NASHVILLE, Tenn. (AP) — Republican Bill Hagerty injected $2.5 million of his personal wealth into Tennessee's open race for U.S. Senate last quarter, while his main GOP rival, Manny Sethi, added $400,000 of his own, bringing his personal stake in the contest to more than $1.9 million.
The quarter that ended in March included the first weeks of pandemic campaigning in the race to replace retiring Republican Sen. Lamar Alexander. The coronavirus has largely shuttered the world economy, leaving questions about prospective donors and rendering traditional campaign events impossible due to social distancing requirements.
A third Republican joined Sethi and Hagerty by reaching seven-figure loan territory. The federal campaign finance numbers reported by Wednesday's deadline show that George Flinn added $1.3 million of his own money last quarter. Flinn, a frequent federal candidate unafraid to spend his wealth, has now infused more than $1.5 million into the race.
Hagerty, a Nashville businessman and the former U.S. ambassador to Japan, was also able to raise $1.2 million last quarter. He spent more than $1 million and entered April with $5.6 million cash remaining.
Sethi, a Nashville trauma surgeon, raised $419,500 last quarter, spent $730,100, and ended March with $2 million cash on hand.
Flinn, a Memphis radiologist, spent more than $1 million last quarter and had more than $520,900 cash left. Flinn has tapped into millions of his own dollars during previous unsuccessful runs for U.S. House and Senate.
Hagerty is highlighting his endorsement from President Donald Trump at every turn, including a mention in a TV ad he released Thursday in which he criticizes China over the coronavirus pandemic.

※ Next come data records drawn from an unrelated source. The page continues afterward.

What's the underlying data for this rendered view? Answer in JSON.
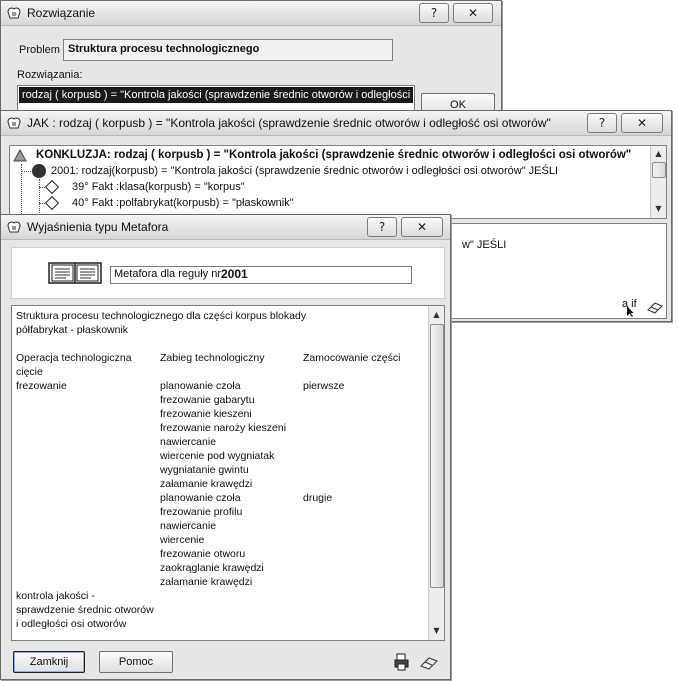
{
  "rozw": {
    "title": "Rozwiązanie",
    "help": "?",
    "close": "✕",
    "problem_label": "Problem",
    "problem_value": "Struktura procesu technologicznego",
    "solutions_label": "Rozwiązania:",
    "solution_item": "rodzaj ( korpusb ) = \"Kontrola jakości (sprawdzenie średnic otworów i odległości",
    "ok": "OK"
  },
  "jak": {
    "title": "JAK : rodzaj ( korpusb ) = \"Kontrola jakości (sprawdzenie średnic otworów i odległość osi otworów\"",
    "help": "?",
    "close": "✕",
    "conclusion": "KONKLUZJA: rodzaj ( korpusb ) = \"Kontrola jakości (sprawdzenie średnic otworów i odległości osi otworów\"",
    "rule": "2001: rodzaj(korpusb) = \"Kontrola jakości (sprawdzenie średnic otworów i odległości osi otworów\" JEŚLI",
    "facts": [
      "39° Fakt :klasa(korpusb) = \"korpus\"",
      "40° Fakt :polfabrykat(korpusb) = \"płaskownik\""
    ],
    "lower_text": "w\" JEŚLI",
    "aif_label": "a if"
  },
  "meta": {
    "title": "Wyjaśnienia typu Metafora",
    "help": "?",
    "close": "✕",
    "field_prefix": "Metafora dla reguły nr",
    "field_number": "2001",
    "intro1": "Struktura procesu technologicznego dla części korpus blokady",
    "intro2": "półfabrykat - płaskownik",
    "headers": [
      "Operacja technologiczna",
      "Zabieg technologiczny",
      "Zamocowanie części"
    ],
    "op1": "cięcie",
    "op2": "frezowanie",
    "group1": [
      "planowanie czoła",
      "frezowanie gabarytu",
      "frezowanie kieszeni",
      "frezowanie naroży kieszeni",
      "nawiercanie",
      "wiercenie pod wygniatak",
      "wygniatanie gwintu",
      "załamanie krawędzi"
    ],
    "mount1": "pierwsze",
    "group2": [
      "planowanie czoła",
      "frezowanie profilu",
      "nawiercanie",
      "wiercenie",
      "frezowanie otworu",
      "zaokrąglanie krawędzi",
      "załamanie krawędzi"
    ],
    "mount2": "drugie",
    "op3": [
      "kontrola jakości -",
      "sprawdzenie średnic otworów",
      "i odległości osi otworów"
    ],
    "close_btn": "Zamknij",
    "help_btn": "Pomoc"
  }
}
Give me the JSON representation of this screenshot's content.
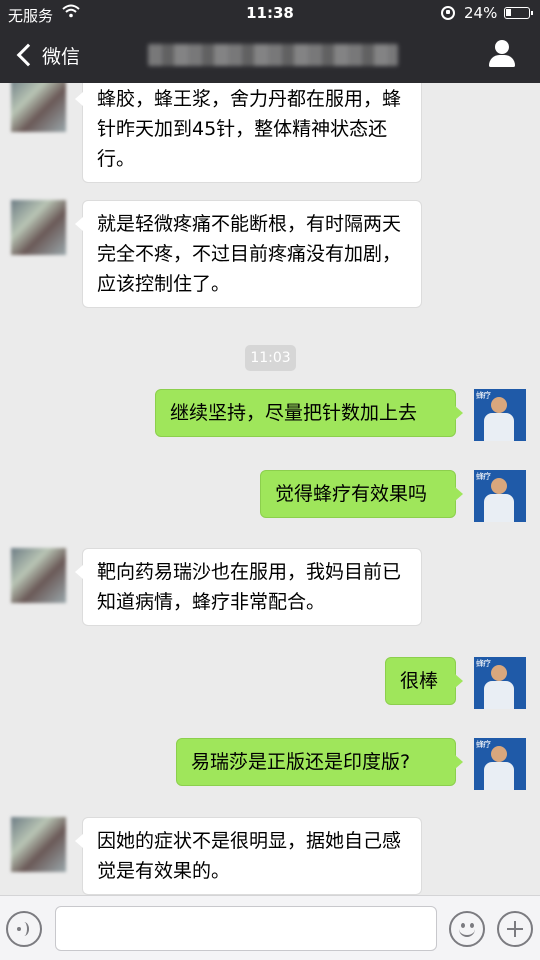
{
  "status_bar": {
    "carrier": "无服务",
    "time": "11:38",
    "battery_text": "24%",
    "battery_level": 0.24
  },
  "nav": {
    "back_label": "微信"
  },
  "chat": {
    "timestamp": "11:03",
    "messages": [
      {
        "side": "left",
        "text": "蜂胶，蜂王浆，舍力丹都在服用，蜂针昨天加到45针，整体精神状态还行。"
      },
      {
        "side": "left",
        "text": "就是轻微疼痛不能断根，有时隔两天完全不疼，不过目前疼痛没有加剧，应该控制住了。"
      },
      {
        "side": "right",
        "text": "继续坚持，尽量把针数加上去"
      },
      {
        "side": "right",
        "text": "觉得蜂疗有效果吗"
      },
      {
        "side": "left",
        "text": "靶向药易瑞沙也在服用，我妈目前已知道病情，蜂疗非常配合。"
      },
      {
        "side": "right",
        "text": "很棒"
      },
      {
        "side": "right",
        "text": "易瑞莎是正版还是印度版?"
      },
      {
        "side": "left",
        "text": "因她的症状不是很明显，据她自己感觉是有效果的。"
      }
    ]
  },
  "colors": {
    "nav_bg": "#2b2b2f",
    "chat_bg": "#ebebeb",
    "bubble_right": "#9fe65b",
    "bubble_left": "#ffffff"
  }
}
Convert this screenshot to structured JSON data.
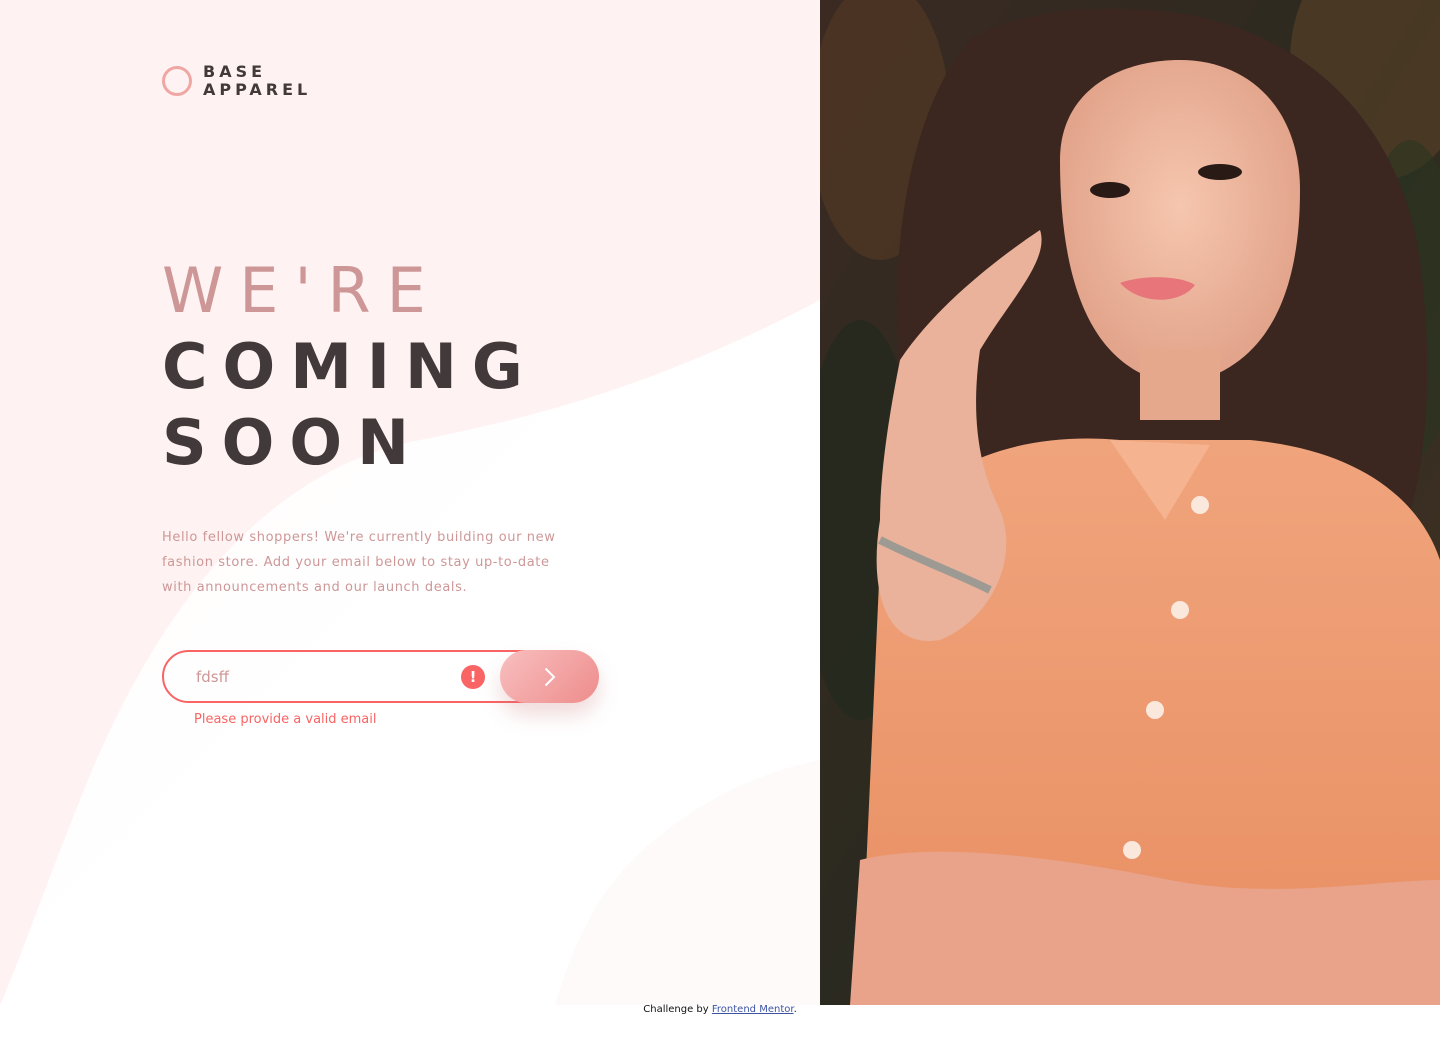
{
  "brand": {
    "line1": "BASE",
    "line2": "APPAREL"
  },
  "headline": {
    "light": "WE'RE",
    "line2": "COMING",
    "line3": "SOON"
  },
  "description": "Hello fellow shoppers! We're currently building our new fashion store. Add your email below to stay up-to-date with announcements and our launch deals.",
  "form": {
    "email_value": "fdsff",
    "error_message": "Please provide a valid email"
  },
  "icons": {
    "logo": "ring-logo-icon",
    "error": "exclamation-circle-icon",
    "submit": "chevron-right-icon"
  },
  "footer": {
    "prefix": "Challenge by",
    "link_text": "Frontend Mentor",
    "suffix": "."
  },
  "colors": {
    "accent": "#f96464",
    "text_pink": "#ce9797",
    "text_dark": "#423a3a",
    "button_gradient_start": "#f8bfbf",
    "button_gradient_end": "#ee8c8c",
    "link": "#3d52a0"
  }
}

Sethi has likewise praised Trump and blasted China. He's been donning his lab coat in Facebook videos and asking people to email and call him with any questions.
On the Democratic side, Nashville attorney and former Army helicopter pilot James Mackler raised $410,900 last quarter, spent $282,100, and ended March with $531,300 cash on hand.
Twelve Republicans, five Democrats and nine independents have qualified for the Senate race.
Republicans have held both Tennessee seats in the Senate since 1994.